Due to the introduction of the devices for networking with the fast internet development in earlier years, the safety of the networks has developed to be important in this contemporary age. Intrusion Detection Systems are used in identifying unapproved, unacquainted and traffic that is suspicious through networks. This project pursues the anomaly detection through the design of a hybrid model that classifies a network traffic first either as benign or intrusive. When the traffic is established as intrusive, the model additionally detects the intrusive traffic category traveling throughout the network. Furthermore, the research proposes deep learning and machine learning algorithm usage in determining the quickest and utmost precise algorithm for network intrusions detection.
Introduction
I. INTRODUCTION
With the wide spreading usages of internet and increases in access to online contents, cybercrime is also happening at an increasing rate. Intrusion detection is the first step to prevent security attack. Hence the security solutions such as Firewall, Intrusion Detection System (IDS), Unified Threat Modelling (UTM) and Intrusion Prevention System (IPS) are getting much attention in studies. IDS detects attacks from a variety of systems and network sources by collecting information and then analyses the information for possible security breaches. The network-based IDS analyses the data packets that travel over a network and this analysis are carried out in two ways. Till today anomaly-based detection is far behind than the detection that works based on signature and hence anomaly-based detection remains a major area for research. The challenges with anomaly-based intrusion detection are that it needs to deal with novel attack for which there is no prior knowledge to identify the anomaly. Hence the system somehow needs to have the intelligence to segregate which traffic is harmless and which one is malicious or anomalous and for that machine learning techniques are being explored by the researchers over the last few years. IDS however is not an answer to all security related problems. For example, IDS cannot compensate weak identification and authentication mechanisms or if there is a weakness in the network protocols.

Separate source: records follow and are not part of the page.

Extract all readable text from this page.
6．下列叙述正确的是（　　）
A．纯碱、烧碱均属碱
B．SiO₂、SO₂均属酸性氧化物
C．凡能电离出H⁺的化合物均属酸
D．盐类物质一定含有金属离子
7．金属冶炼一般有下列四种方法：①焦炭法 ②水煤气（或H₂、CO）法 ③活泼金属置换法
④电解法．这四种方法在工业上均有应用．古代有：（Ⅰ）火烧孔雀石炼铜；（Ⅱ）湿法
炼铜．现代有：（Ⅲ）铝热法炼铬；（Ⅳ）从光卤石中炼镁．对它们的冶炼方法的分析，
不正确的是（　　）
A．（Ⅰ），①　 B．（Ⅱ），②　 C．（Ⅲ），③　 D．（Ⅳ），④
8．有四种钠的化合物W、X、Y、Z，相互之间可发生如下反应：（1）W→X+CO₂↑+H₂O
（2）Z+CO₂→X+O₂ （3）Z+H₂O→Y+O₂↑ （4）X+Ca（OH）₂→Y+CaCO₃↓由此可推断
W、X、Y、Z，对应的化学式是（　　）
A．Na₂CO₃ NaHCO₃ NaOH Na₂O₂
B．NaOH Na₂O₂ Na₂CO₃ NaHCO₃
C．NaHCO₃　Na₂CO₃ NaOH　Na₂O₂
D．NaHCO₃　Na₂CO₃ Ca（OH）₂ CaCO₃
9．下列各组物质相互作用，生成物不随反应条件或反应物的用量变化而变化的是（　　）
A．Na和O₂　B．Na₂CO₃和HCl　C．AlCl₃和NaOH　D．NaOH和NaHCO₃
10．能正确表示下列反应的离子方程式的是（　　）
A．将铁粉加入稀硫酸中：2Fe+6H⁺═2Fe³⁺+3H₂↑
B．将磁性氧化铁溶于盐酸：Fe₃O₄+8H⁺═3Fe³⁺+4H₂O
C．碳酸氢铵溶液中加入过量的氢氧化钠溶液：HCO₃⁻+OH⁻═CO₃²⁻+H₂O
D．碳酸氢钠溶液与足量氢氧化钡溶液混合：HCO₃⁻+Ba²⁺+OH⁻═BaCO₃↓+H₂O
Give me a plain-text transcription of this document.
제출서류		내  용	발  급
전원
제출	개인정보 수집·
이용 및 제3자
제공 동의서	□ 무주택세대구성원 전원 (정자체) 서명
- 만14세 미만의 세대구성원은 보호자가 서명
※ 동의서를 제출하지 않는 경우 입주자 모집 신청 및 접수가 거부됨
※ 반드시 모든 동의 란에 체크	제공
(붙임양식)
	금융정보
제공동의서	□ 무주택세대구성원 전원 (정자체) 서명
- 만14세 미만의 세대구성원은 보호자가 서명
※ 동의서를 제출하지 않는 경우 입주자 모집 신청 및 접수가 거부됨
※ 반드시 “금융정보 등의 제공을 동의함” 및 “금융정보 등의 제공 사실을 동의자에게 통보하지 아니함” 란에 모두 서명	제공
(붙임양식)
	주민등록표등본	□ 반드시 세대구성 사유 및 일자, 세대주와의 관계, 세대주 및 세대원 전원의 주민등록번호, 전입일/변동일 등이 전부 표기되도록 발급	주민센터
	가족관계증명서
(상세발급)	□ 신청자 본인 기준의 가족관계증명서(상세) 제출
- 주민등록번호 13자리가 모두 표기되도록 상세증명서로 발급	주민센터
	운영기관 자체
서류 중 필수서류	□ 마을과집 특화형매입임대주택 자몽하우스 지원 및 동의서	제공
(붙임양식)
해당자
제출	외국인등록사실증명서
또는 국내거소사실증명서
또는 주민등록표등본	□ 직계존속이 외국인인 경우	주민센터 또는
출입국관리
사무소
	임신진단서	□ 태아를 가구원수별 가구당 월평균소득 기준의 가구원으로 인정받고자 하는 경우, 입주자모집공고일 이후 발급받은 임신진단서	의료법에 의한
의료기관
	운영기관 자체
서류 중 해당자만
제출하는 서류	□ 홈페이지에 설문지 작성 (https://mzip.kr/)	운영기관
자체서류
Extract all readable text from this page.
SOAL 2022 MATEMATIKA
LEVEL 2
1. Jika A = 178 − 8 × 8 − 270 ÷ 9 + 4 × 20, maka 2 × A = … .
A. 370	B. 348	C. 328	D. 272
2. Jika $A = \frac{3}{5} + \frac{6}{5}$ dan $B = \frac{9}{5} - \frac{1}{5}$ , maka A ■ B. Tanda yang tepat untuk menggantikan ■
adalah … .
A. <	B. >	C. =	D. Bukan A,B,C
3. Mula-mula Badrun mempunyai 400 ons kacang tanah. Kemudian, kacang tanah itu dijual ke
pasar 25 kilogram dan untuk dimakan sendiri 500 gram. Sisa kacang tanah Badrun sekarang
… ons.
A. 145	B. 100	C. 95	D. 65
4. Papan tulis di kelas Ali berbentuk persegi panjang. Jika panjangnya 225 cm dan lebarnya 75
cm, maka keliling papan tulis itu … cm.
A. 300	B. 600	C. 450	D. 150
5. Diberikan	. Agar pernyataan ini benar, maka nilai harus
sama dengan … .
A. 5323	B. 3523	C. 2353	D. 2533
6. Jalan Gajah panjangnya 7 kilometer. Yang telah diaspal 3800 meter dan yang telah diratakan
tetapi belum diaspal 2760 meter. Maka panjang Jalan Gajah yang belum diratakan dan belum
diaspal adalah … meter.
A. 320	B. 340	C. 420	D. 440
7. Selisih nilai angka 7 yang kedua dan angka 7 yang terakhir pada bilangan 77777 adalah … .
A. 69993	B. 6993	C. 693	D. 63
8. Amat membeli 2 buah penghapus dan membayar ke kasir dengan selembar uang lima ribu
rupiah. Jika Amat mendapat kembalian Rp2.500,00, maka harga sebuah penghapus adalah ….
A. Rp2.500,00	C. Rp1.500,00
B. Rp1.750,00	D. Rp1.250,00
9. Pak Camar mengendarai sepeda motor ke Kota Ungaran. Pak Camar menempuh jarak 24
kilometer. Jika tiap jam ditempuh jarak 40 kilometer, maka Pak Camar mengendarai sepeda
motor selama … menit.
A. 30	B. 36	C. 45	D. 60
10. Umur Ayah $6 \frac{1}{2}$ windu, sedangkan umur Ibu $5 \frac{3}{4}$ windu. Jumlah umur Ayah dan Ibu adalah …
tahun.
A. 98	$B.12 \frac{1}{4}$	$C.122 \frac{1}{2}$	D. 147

Some common detection techniques include anomaly-based and signature-based approaches. While anomaly-based detection is a dynamic method with a reliable model that contrasts with harmful activity, signature-based detection is a static method with established patterns. A signature-based detection technique might not work against unidentified attackers. Anomaly-based detection trains a model based on typical activity to detect any anomalies. This model is made up of both machine learning (ML) and deep learning (DL) architectures. These anomalies from unidentified attacks can also be found by them.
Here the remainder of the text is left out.